My seat was at the very top of the balcony, in the very back row and almost in the corner, but it was actually a good seat. I had a great bird's eye view of the stage, and not being able to see the actors faces and only the masks helped me to see them as the animal characters I knew and loved rather than people playing the part.
And then, the theater went dark, a spot light came on and "The Circle of Life" started. Gradually the stage came to life as a beautiful sun rose up out of the stage and the animals started to gather - including a life sized elephant that came up out of the pit. At some point during the song I nearly started crying. I couldn't believe that I was actually there, watching my favorite Disney movie in the whole wide world being acted out in front of me... and it was just so beautiful.

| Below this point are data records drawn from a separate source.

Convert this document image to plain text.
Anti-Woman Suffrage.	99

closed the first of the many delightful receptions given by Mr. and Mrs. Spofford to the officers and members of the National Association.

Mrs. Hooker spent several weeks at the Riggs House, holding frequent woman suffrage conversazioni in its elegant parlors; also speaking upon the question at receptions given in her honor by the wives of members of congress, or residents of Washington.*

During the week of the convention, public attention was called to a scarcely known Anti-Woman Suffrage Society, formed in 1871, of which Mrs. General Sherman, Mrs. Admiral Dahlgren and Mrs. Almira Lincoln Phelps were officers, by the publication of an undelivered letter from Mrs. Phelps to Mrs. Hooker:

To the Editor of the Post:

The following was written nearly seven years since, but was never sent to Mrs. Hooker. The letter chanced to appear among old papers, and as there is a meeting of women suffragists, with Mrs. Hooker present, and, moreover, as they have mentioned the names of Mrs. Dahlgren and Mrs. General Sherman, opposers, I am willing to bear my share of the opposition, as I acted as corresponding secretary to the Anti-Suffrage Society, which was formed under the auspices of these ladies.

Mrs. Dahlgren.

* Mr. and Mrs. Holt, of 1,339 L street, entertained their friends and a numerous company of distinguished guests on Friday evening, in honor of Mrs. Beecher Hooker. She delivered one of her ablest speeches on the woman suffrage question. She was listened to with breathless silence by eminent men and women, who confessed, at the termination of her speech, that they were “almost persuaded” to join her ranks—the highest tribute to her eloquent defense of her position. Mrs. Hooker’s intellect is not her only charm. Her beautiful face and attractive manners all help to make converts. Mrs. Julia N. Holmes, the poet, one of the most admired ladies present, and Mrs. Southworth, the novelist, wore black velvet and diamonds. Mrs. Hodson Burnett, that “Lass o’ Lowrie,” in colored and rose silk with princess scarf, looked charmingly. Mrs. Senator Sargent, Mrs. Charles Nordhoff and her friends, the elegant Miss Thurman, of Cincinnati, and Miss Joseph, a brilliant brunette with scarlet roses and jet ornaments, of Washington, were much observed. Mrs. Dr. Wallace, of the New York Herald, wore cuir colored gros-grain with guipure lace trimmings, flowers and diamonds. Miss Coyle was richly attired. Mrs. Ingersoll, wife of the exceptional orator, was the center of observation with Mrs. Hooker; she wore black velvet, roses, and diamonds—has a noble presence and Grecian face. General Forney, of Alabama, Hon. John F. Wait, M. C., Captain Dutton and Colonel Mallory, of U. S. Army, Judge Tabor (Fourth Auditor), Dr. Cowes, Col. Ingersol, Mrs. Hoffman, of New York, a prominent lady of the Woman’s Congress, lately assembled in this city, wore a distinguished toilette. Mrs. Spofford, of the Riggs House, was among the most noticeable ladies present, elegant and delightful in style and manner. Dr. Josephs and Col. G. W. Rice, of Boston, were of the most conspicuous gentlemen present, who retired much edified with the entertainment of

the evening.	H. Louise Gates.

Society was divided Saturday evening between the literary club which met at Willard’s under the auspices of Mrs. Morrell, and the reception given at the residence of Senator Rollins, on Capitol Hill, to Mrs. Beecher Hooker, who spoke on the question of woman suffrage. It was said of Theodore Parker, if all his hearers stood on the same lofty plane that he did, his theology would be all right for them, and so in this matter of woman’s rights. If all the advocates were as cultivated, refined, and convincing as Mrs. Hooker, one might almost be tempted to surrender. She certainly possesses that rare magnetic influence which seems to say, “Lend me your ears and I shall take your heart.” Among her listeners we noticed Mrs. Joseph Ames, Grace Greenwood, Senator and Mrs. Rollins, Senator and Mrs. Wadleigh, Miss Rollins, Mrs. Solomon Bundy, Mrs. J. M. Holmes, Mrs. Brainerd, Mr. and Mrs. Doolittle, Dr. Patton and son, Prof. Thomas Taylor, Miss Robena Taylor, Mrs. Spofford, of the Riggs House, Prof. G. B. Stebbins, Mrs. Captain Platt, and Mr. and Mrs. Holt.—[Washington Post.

The show was just so amazing, and if you've seen it, you know what I'm talking about. If you haven't seen it, I'm sorry but I can't find the words to describe just how powerful that experience was for me. I almost cried several other times... "They Live in You" and "He Lives in You" were two times. I love that song, and I know how people say "you can't love something that doesn't love you back, blah, blah, blah," but I do. I really do love that song. It has such a deep and special meaning to me because, being who I am, I can't listen to it without a little smile because I know who "HE" really is. (It's not Mufasa.)
And the ending... some might find people dressed as animals, with puppet like lion faces atop their heads to be cheesy or a theater orchestra to not be quite as powerful as "the real deal"... but when that climax piece of "King of Pride Rock" started... and the drums and the music and Simba started to climb up Pride Rock and it's all right there in front of you... it was nothing short of awe inspiring. I know I was smiling as big as I possibly could and I just had such a tremendous joy and thankfulness in my heart. Through the whole show and even now, I can't thank God enough that He let me go and be there last night. I know it sounds a little silly, The Lion King is an animated film created for children, it's not some religious film like "The Passion of the Christ" - so why would it move me so much?
I can't really tell you why. I know that in part it is the music. I can say unreservedly that the score for The Lion King is to me the most beautiful piece of film score out there. I am a person who is deeply effected by music and while I may not be the most musically talented person in the world, I am a very musical person. There is always a song in my head or at least humming in my soul and I get lost in it more often and more easily then I get lost in books. This music connects with me deeply and I know that is at least half the reason I love The Lion King. I think that another reason is the characters and the story line (which was borrowed from Hamlet, fyi. Actually, the main reason I read Hamlet was because I found out that The Lion King borrowed a few plot ideas.)
But no, I couldn't tell you exactly why The Lion King resonates with me the way it does. I just know that I have always loved it, dare say I always will, and I know it will be a very, very long time indeed (if in fact ever) before I forget what it was like to sit in the theater, surrounded by music I've heard nearly all my life and watch The Lion King.